A web interface for a fine-tuned legal question-answering model using Hugging Face Transformers.
- Legal Q&A Model
The model used in this project is a fine-tuned version of the deepset/roberta-base-squad2 model from Hugging Face Transformers. It is specifically designed for question-answering tasks, utilizing a transformer architecture to provide accurate responses based on given contexts.
- Transformer Architecture: Leverages the power of transformer models for improved performance.
- Fine-Tuning: Adapted for legal document context, enhancing its ability to understand and respond to legal inquiries.
The model has been fine-tuned using the Open Australian Legal Q&A Dataset (Butler, 2023) available on Hugging Face. This dataset comprises a collection of legal questions and their corresponding answers extracted from Australian legal documents.
- Diverse Legal Questions: Includes a wide range of questions covering various aspects of Australian law.
- Contextual Information: Each question is paired with relevant context from legal documents, allowing the model to learn the relationship between legal texts and user inquiries.
This rich dataset enables the model to provide precise and contextually relevant answers to user queries related to Australian legal matters.
The web interface is built using FastAPI and provides an intuitive user experience for interacting with the question-answering model.
- User-Friendly Form: Users can easily input their questions and context through a simple HTML form.
- Dynamic Responses: The application processes inputs in real-time and displays the top answers along with their confidence scores.
- Sliding Window Technique: To handle large text inputs effectively, the application utilizes a sliding window technique to split the context into manageable chunks, ensuring that the model can process the entire text efficiently. The model then chooses the top 5 answers with the highest confidence scores and reports them.
- Responsive Design: The interface is designed to be accessible on both desktop and mobile devices.
- FastAPI: For building the web application and API.
- Jinja2: For rendering HTML templates dynamically.
- Transformers: For loading the fine-tuned model and processing questions.
The web interface serves as a bridge between users and the underlying model, facilitating easy access to legal information and enhancing the usability of the fine-tuned question-answering system.
Before you start, ensure you have the following installed on your machine:
- Docker (follow the installation instructions for your operating system)

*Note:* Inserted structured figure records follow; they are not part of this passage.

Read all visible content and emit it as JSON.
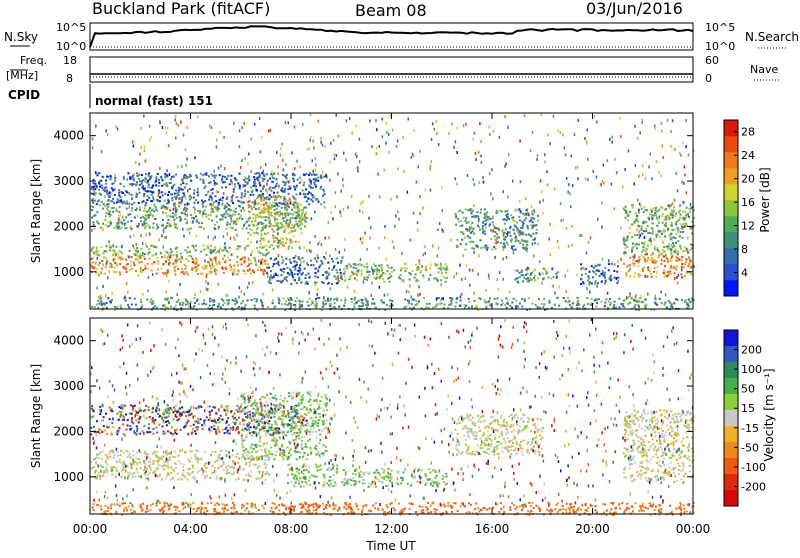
{
  "header": {
    "title": "Buckland Park (fitACF)",
    "beam": "Beam 08",
    "date": "03/Jun/2016"
  },
  "status_panels": {
    "nsky": {
      "label": "N.Sky",
      "ticks": [
        "10^5",
        "10^0"
      ]
    },
    "nsearch": {
      "label": "N.Search",
      "ticks": [
        "10^5",
        "10^0"
      ]
    },
    "freq": {
      "label": "Freq.",
      "unit": "[MHz]",
      "ticks": [
        "18",
        "8"
      ]
    },
    "nave": {
      "label": "Nave",
      "ticks": [
        "60",
        "0"
      ]
    },
    "cpid": {
      "label": "CPID",
      "value": "normal (fast) 151"
    }
  },
  "chart_data": [
    {
      "type": "heatmap",
      "name": "power",
      "ylabel": "Slant Range [km]",
      "xlabel": "Time UT",
      "x_ticks": [
        "00:00",
        "04:00",
        "08:00",
        "12:00",
        "16:00",
        "20:00",
        "00:00"
      ],
      "x_range_hours": [
        0,
        24
      ],
      "y_ticks": [
        1000,
        2000,
        3000,
        4000
      ],
      "ylim": [
        180,
        4500
      ],
      "colorbar": {
        "label": "Power [dB]",
        "ticks": [
          4,
          8,
          12,
          16,
          20,
          24,
          28
        ],
        "range": [
          0,
          30
        ],
        "colors": [
          "#0014ff",
          "#2a4fd0",
          "#2f6ea8",
          "#3b8f7c",
          "#4faa5a",
          "#8cc63c",
          "#d2d22a",
          "#f0a020",
          "#f07a18",
          "#e84a10",
          "#dd1a0a"
        ]
      },
      "echo_regions": [
        {
          "t0": 0.0,
          "t1": 7.1,
          "r0": 950,
          "r1": 1350,
          "level": 22
        },
        {
          "t0": 0.0,
          "t1": 7.1,
          "r0": 1350,
          "r1": 1600,
          "level": 14
        },
        {
          "t0": 0.0,
          "t1": 8.6,
          "r0": 1950,
          "r1": 2500,
          "level": 11
        },
        {
          "t0": 0.0,
          "t1": 9.4,
          "r0": 2500,
          "r1": 3200,
          "level": 6
        },
        {
          "t0": 6.2,
          "t1": 8.4,
          "r0": 1500,
          "r1": 2700,
          "level": 17
        },
        {
          "t0": 7.0,
          "t1": 10.0,
          "r0": 750,
          "r1": 1350,
          "level": 6
        },
        {
          "t0": 10.0,
          "t1": 14.2,
          "r0": 800,
          "r1": 1200,
          "level": 13
        },
        {
          "t0": 14.5,
          "t1": 17.8,
          "r0": 1500,
          "r1": 2400,
          "level": 10
        },
        {
          "t0": 16.8,
          "t1": 18.6,
          "r0": 800,
          "r1": 1100,
          "level": 12
        },
        {
          "t0": 19.5,
          "t1": 21.0,
          "r0": 750,
          "r1": 1200,
          "level": 6
        },
        {
          "t0": 21.2,
          "t1": 24.0,
          "r0": 900,
          "r1": 1400,
          "level": 22
        },
        {
          "t0": 21.2,
          "t1": 24.0,
          "r0": 1400,
          "r1": 2500,
          "level": 13
        },
        {
          "t0": 0.0,
          "t1": 24.0,
          "r0": 180,
          "r1": 450,
          "level": 10
        }
      ]
    },
    {
      "type": "heatmap",
      "name": "velocity",
      "ylabel": "Slant Range [km]",
      "xlabel": "Time UT",
      "x_ticks": [
        "00:00",
        "04:00",
        "08:00",
        "12:00",
        "16:00",
        "20:00",
        "00:00"
      ],
      "x_range_hours": [
        0,
        24
      ],
      "y_ticks": [
        1000,
        2000,
        3000,
        4000
      ],
      "ylim": [
        180,
        4500
      ],
      "colorbar": {
        "label": "Velocity [m s⁻¹]",
        "ticks": [
          200,
          100,
          50,
          15,
          -15,
          -50,
          -100,
          -200
        ],
        "colors": [
          "#1414d8",
          "#2e58c0",
          "#2e8a5a",
          "#44b04a",
          "#8cd038",
          "#c8c8c8",
          "#f0b028",
          "#f08a18",
          "#f05a10",
          "#e02a0c",
          "#d80808"
        ]
      },
      "echo_regions": [
        {
          "t0": 0.0,
          "t1": 7.1,
          "r0": 950,
          "r1": 1600,
          "level": 0
        },
        {
          "t0": 0.0,
          "t1": 8.6,
          "r0": 1950,
          "r1": 2600,
          "level": 60
        },
        {
          "t0": 6.0,
          "t1": 9.4,
          "r0": 1400,
          "r1": 2900,
          "level": 30
        },
        {
          "t0": 7.8,
          "t1": 9.8,
          "r0": 800,
          "r1": 1300,
          "level": 30
        },
        {
          "t0": 10.0,
          "t1": 14.2,
          "r0": 800,
          "r1": 1200,
          "level": 30
        },
        {
          "t0": 14.5,
          "t1": 18.0,
          "r0": 1500,
          "r1": 2400,
          "level": 0
        },
        {
          "t0": 21.2,
          "t1": 24.0,
          "r0": 900,
          "r1": 2500,
          "level": 0
        },
        {
          "t0": 0.0,
          "t1": 24.0,
          "r0": 180,
          "r1": 450,
          "level": -80
        }
      ]
    }
  ]
}
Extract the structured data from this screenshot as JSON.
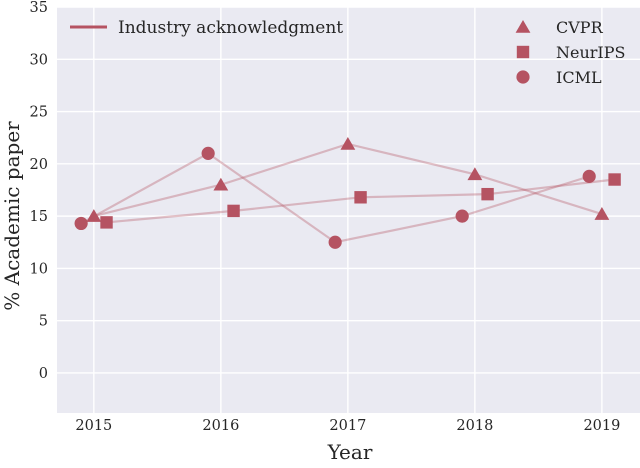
{
  "figure": {
    "background": "#ffffff",
    "axes_background": "#eaeaf2",
    "grid_color": "#ffffff",
    "text_color": "#262626",
    "accent_color": "#b55362",
    "series_line_opacity": 0.35
  },
  "chart_data": {
    "type": "scatter",
    "title": "",
    "xlabel": "Year",
    "ylabel": "% Academic paper",
    "grid": true,
    "legend_positions": {
      "line_legend": "upper-left-inside",
      "series_legend": "upper-right-inside"
    },
    "xlim": [
      2014.71,
      2019.3
    ],
    "ylim": [
      -3.83,
      35
    ],
    "x_ticks": [
      2015,
      2016,
      2017,
      2018,
      2019
    ],
    "y_ticks": [
      0,
      5,
      10,
      15,
      20,
      25,
      30,
      35
    ],
    "years": [
      2015,
      2016,
      2017,
      2018,
      2019
    ],
    "line_legend": {
      "label": "Industry acknowledgment"
    },
    "series": [
      {
        "name": "CVPR",
        "marker": "triangle",
        "x_offset": 0.0,
        "values": [
          15.0,
          18.0,
          21.9,
          19.0,
          15.2
        ]
      },
      {
        "name": "NeurIPS",
        "marker": "square",
        "x_offset": 0.1,
        "values": [
          14.4,
          15.5,
          16.8,
          17.1,
          18.5
        ]
      },
      {
        "name": "ICML",
        "marker": "circle",
        "x_offset": -0.1,
        "values": [
          14.3,
          21.0,
          12.5,
          15.0,
          18.8
        ]
      }
    ]
  }
}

- Basic command line knowledge
- Open your terminal (Command Prompt, PowerShell, or Terminal).
- Clone the repository using the following command:
git clone https://github.com/furkmak/legal_qa.git
- Navigate into the cloned directory:
cd legal_qa
- In the terminal, ensure you are in the root of the project directory (where the
Dockerfile
is located). - Build the Docker image using the following command (replace
yourimage
with your desired image name):docker build -t yourimage .
Once the image is built, you can run the Docker container using:
docker run -p 8000:8000 yourimage
This command maps port 8000 of your local machine to port 8000 of the container, allowing you to access the web interface.
- Open your web browser.
- Navigate to http://localhost:8000.
- You should see the application interface where you can input your questions and context.
- Enter your Question: In the "Question" input field, type your legal question.
- Provide Context: In the "Context" text area, paste the relevant legal document text.
- Click the "Get Answer" button.
- The application will process your input and display the answer with its confidence score.
To stop the Docker container, go back to your terminal and press Ctrl + C
. This will stop the running process.
- If you encounter issues building the Docker image, ensure that you have Docker running and that your internet connection is stable (as it may need to download dependencies).
- For any errors while running the container, check the terminal output for error messages, and ensure that the correct ports are not in use by other applications.
If you would like to contribute to this project, please feel free to fork the repository and submit a pull request with your improvements.
This project is licensed under the MIT License.